Abuelitos

  • 25/03/2026 00:00

Los abuelos no se marchan: su ejemplo de vida y valores queda en nosotros

La sonrisa cómplice de mi abuela la vi reflejada en mi madre. La dulzura y serenidad de la experiencia que permite amar sin tanta responsabilidad es parte del legado de amor que nos dan nuestros abuelos.

Representan un puente con el pasado que nos permite comprender nuestro presente. Son los guardianes de las anécdotas y las vivencias contadas en primera persona que no aparecen en los textos de historia. Pude saber por mi abuela que en la Segunda Guerra Mundial en nuestro país debían apagar las luces por protección ante ataques.

Igual pasa con la abuelita Obdulia Navarro, que contaba cuentos a sus nietos abriendo la imaginación y transmitiendo cultura desde sus casas, les contaba anécdotas del Panamá rural, cómo se construyó la iglesia de San Carlos, el porqué de las cosas de la vida.

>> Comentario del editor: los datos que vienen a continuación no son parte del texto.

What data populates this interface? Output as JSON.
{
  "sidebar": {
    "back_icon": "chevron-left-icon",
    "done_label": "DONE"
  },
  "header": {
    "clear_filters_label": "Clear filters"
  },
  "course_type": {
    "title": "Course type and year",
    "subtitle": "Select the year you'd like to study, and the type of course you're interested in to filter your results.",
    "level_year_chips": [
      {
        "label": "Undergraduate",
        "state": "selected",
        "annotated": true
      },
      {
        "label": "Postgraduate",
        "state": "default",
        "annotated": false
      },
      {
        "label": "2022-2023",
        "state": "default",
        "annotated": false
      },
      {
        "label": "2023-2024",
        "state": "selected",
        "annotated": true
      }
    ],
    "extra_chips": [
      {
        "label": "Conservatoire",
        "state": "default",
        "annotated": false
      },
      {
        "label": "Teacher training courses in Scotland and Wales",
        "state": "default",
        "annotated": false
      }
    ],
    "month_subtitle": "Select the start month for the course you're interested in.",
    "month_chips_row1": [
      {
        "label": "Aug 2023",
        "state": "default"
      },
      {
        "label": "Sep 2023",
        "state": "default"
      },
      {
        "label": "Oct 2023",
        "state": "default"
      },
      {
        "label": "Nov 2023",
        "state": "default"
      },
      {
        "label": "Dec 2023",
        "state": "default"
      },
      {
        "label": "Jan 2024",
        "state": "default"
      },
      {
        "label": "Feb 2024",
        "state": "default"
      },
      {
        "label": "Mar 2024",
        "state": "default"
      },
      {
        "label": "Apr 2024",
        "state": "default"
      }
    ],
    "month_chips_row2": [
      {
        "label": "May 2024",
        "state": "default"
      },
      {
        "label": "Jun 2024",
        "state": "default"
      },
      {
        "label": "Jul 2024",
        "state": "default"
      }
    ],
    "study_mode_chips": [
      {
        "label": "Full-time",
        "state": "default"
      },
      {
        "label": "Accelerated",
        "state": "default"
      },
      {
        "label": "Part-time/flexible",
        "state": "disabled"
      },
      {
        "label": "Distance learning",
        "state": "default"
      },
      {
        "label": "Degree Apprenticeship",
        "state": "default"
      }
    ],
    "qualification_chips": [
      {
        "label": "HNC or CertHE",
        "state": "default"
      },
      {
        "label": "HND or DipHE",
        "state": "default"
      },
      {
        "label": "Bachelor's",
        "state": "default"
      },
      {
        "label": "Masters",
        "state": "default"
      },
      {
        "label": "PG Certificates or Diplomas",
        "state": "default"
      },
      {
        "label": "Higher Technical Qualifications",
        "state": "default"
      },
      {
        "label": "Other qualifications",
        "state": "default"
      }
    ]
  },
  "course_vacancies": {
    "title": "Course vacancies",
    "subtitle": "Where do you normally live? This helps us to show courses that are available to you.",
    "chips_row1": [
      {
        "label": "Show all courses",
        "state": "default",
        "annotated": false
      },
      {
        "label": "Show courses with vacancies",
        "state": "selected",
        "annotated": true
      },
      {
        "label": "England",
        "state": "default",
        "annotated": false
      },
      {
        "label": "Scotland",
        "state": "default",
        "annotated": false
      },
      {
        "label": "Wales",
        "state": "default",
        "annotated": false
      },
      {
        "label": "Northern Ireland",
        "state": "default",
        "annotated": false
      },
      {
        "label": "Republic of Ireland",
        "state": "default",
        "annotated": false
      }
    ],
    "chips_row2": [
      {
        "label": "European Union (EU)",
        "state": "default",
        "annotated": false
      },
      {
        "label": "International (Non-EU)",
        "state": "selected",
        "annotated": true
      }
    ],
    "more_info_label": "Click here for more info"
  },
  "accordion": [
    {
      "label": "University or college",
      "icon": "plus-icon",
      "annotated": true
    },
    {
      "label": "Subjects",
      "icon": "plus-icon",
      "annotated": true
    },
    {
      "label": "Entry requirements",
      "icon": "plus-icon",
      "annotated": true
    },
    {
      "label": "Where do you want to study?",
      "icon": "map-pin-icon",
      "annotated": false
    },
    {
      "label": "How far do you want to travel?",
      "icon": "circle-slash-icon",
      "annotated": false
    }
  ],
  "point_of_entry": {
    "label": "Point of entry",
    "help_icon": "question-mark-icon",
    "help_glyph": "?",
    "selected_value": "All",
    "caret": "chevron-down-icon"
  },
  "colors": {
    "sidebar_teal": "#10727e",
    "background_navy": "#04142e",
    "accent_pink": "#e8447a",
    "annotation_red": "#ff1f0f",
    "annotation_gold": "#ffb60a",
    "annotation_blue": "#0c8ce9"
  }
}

Los abuelos como Obdulia pasan a las generaciones siguientes los valores de una vida honrada y de la lucha ante la injusticia.

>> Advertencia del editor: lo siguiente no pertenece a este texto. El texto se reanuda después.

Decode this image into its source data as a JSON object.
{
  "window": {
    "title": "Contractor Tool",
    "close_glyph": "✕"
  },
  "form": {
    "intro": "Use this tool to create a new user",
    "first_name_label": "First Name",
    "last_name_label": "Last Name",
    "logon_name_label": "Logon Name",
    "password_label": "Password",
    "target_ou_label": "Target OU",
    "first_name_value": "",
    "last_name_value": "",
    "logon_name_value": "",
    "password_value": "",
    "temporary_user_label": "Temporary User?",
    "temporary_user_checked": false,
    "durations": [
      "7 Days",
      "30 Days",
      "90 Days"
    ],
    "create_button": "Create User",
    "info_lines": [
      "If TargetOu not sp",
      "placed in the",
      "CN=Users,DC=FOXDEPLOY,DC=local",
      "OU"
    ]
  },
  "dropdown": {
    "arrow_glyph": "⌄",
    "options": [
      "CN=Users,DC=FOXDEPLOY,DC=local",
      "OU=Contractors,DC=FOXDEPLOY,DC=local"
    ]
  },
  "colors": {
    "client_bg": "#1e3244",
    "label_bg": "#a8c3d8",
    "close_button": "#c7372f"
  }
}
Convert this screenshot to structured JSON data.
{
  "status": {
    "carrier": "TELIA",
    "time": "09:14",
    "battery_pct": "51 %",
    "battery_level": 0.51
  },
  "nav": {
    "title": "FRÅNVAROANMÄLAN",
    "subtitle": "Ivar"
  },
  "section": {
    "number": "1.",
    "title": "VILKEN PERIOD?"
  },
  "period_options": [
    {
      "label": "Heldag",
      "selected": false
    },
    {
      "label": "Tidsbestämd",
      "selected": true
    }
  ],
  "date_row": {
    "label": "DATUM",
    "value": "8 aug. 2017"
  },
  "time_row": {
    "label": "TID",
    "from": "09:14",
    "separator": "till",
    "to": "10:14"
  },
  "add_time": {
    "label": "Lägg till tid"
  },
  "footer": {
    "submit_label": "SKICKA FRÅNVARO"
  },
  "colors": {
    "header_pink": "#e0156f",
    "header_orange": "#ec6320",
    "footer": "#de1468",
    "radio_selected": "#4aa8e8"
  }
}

Vi los ojos llenos de lágrimas de Yair, nieto de la abuelita Eusebia Suarez, de 63 años, quien falleció de forma trágica el pasado 18 de marzo al ser atropellada por un diablo rojo en el ejercicio de sus funciones.

Eusebia, con 25 años de servicio, fue un ejemplo de amor y entrega como trabajadora de la Autoridad de Aseo Urbano y Domiciliario. Esta mujer fue un ejemplo de la cultura del trabajo y del esfuerzo, y de seguro trasmitió a su nieto el valor del trabajo digno y horrado.

Los abuelos no se marchan: su ejemplo de vida y valores queda en nosotros y sus historias no deben morir con nosotros, sus nietos. Su ejemplo debe forjar nuevas generaciones que nutran nuestras memorias.